Humor is always better

I'm finding it hard to work up the energy for a good, venomous rant these days. Likewise, everything I've thought about writing here seems like time-wasting when others have said my thoughts so much more eloquently than I could ever wish.

So, instead, I'll leave you with a video of The Stupidest Dog in the World.

You just have to love animals, even when they do something as monumentally stupid as this.

(Hat tip to the Bonehead of the Day.)


08 September 2006

Brilliant... just brilliant

Smoking Ban Prompts Georgia Cafe to Ban Kids, Welcome Smokers

DUBLIN, Georgia — A year after Georgia forced restaurants to extinguish their smoking sections, the sign outside Chuck and Kay Fordham's diner defiantly invites customers to "Bring Your Butts On In."

Inside, ceiling fans stir the smell of frying bacon and hash browns and clouds of blue cigarette smoke as patrons puff away over cups of coffee. Butts pile up in the ashtrays on the tables and lunch counter.

Folks who don't want a side order of secondhand smoke with their eggs and burgers should probably stay away from the Smoker's Cafe.

The Fordhams found a way around the smoking ban by exploiting a loophole that was created to exempt bars from the law. Instead of banning cigarettes, the couple banned children from their restaurant.

Oh, I'd just LOVE to hear the commentary on this one from the obnoxious parents who worship the cult of the child. "Smoking is a choice... being a child isn't." Yeah, well, dining out is a choice, too, you ninnies.

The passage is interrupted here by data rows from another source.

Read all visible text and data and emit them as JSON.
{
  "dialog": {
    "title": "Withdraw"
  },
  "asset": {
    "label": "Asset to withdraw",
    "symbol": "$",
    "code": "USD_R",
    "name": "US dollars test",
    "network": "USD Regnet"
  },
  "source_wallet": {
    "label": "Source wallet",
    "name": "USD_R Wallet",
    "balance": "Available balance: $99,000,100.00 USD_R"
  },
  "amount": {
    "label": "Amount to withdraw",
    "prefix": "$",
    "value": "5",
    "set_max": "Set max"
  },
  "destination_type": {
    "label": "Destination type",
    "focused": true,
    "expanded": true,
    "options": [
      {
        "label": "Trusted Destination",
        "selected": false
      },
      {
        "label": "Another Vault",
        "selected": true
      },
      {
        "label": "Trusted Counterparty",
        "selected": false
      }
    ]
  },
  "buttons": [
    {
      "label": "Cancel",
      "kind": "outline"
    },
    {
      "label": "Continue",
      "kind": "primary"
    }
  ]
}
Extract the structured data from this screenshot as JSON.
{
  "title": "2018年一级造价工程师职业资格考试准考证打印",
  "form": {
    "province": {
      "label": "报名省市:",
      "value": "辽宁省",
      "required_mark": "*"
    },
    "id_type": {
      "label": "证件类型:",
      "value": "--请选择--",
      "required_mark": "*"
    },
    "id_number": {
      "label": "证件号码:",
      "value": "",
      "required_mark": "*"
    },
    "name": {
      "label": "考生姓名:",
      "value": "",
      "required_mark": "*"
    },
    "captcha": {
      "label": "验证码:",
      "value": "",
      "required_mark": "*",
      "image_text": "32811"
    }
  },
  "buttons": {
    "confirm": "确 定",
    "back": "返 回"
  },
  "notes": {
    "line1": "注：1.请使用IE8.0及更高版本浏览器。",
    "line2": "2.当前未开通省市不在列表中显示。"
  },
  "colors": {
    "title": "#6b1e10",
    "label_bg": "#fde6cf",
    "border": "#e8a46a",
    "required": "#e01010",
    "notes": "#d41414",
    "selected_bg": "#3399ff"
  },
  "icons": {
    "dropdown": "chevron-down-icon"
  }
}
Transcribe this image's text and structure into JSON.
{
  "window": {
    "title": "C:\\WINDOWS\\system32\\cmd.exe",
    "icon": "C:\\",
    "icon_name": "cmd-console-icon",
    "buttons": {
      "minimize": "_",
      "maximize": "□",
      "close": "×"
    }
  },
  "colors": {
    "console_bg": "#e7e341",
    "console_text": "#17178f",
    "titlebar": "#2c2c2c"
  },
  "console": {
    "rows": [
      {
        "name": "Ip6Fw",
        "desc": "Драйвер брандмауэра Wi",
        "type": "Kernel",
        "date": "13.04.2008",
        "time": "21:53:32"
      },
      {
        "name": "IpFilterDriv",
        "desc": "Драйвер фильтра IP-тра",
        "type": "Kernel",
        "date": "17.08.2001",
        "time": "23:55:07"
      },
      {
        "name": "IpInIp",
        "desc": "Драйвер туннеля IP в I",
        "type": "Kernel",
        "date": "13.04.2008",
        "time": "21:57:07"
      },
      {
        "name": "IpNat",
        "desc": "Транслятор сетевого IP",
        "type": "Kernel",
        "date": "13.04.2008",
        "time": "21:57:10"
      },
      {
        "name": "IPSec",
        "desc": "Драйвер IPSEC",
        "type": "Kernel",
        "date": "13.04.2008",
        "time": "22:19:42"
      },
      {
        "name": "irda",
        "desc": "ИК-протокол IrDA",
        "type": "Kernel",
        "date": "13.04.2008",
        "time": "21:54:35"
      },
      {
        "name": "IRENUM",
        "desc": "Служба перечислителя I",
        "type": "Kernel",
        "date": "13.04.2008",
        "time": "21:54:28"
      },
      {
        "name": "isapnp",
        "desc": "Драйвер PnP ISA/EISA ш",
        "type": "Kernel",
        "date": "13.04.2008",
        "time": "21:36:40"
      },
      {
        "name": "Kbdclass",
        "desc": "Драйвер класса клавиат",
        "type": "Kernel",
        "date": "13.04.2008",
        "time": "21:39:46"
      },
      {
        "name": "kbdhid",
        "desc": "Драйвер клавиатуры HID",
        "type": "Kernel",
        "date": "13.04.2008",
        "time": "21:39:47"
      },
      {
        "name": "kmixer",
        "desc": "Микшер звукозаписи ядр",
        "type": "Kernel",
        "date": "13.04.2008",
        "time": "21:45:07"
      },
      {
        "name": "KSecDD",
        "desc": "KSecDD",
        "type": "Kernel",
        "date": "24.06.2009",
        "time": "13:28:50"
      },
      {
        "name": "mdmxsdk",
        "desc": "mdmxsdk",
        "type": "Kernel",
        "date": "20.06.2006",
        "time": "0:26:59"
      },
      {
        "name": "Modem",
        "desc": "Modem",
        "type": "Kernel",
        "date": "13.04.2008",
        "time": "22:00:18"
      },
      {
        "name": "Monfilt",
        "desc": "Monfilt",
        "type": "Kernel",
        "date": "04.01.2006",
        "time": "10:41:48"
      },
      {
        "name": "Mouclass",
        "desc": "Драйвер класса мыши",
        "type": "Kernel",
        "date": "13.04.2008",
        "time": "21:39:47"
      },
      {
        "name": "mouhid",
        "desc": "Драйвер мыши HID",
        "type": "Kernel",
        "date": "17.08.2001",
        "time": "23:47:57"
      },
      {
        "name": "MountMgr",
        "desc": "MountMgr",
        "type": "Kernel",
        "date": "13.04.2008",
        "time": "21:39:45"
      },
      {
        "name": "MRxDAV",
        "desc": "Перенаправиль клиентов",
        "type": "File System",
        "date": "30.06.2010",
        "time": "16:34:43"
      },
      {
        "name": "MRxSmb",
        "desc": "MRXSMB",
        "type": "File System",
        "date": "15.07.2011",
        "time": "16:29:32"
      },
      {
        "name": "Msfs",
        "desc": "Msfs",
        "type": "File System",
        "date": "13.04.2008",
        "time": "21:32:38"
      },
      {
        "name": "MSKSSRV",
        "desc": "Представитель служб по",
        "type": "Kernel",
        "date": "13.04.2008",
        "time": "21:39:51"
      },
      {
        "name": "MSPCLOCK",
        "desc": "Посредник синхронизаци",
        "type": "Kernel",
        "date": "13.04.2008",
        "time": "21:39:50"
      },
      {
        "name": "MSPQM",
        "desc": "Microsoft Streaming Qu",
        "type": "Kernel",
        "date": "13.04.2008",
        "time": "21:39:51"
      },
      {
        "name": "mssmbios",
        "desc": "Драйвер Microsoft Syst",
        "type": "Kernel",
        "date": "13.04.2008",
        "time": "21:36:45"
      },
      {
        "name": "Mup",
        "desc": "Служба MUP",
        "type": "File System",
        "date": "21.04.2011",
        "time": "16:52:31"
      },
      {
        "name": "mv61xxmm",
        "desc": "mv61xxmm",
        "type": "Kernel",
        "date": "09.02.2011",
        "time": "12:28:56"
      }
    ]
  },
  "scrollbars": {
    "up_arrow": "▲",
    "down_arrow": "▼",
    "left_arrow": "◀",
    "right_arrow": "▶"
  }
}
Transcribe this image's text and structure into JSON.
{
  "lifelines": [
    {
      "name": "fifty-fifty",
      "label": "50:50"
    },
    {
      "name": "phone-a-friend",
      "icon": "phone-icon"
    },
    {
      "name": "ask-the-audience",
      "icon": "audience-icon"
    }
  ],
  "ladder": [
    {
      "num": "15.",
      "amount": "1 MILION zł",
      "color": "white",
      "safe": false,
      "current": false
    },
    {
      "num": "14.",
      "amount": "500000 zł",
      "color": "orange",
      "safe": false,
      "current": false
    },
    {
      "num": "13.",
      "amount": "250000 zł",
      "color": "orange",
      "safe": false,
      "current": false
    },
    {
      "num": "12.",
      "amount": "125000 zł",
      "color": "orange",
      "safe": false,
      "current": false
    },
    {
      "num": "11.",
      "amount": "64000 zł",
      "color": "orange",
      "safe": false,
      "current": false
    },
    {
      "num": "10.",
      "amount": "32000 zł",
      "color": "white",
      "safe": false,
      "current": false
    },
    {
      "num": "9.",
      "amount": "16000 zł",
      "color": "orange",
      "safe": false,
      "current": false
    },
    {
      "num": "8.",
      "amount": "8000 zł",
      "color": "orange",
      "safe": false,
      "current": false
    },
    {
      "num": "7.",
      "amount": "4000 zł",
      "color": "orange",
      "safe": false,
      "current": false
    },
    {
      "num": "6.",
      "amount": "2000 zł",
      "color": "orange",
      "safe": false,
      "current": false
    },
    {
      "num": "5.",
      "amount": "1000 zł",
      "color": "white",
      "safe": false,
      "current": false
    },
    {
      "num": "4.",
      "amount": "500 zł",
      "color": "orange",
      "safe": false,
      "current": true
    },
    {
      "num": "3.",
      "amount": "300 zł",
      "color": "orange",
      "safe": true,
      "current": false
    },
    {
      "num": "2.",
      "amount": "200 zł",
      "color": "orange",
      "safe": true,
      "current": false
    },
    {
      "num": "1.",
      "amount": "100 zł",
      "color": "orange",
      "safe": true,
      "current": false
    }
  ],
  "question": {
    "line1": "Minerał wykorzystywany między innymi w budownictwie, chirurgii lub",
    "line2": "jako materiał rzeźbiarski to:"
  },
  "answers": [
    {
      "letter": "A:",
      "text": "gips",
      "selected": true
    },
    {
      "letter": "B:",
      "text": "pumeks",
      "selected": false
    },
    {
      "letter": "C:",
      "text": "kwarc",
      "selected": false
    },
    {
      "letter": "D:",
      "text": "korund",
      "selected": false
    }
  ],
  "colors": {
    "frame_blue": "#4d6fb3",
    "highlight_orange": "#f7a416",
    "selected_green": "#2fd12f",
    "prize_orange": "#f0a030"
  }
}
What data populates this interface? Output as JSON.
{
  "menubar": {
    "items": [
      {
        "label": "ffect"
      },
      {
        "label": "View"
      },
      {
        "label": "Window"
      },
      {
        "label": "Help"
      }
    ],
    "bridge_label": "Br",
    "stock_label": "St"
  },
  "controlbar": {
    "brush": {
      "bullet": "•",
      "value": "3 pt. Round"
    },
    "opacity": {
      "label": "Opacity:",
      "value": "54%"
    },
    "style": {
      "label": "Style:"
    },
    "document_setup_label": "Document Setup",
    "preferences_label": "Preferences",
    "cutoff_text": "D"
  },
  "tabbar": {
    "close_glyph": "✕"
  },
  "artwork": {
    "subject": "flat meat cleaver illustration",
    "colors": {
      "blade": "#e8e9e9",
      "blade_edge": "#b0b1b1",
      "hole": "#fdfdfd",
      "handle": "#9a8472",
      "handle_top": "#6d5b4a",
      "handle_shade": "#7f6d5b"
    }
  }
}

I've had significantly more meals ruined by loud, unruly children and their lazy parents than I have the occasional smoker, even before the anti-smoking campaigns really began rolling (pun intended). Even though I haven't smoked in years - not even the occasional enjoyable cigar - I'd eat there just to patronize a place that, while filled with smoke, lacks screaming children and is making it known that nanny-statism has gone too far.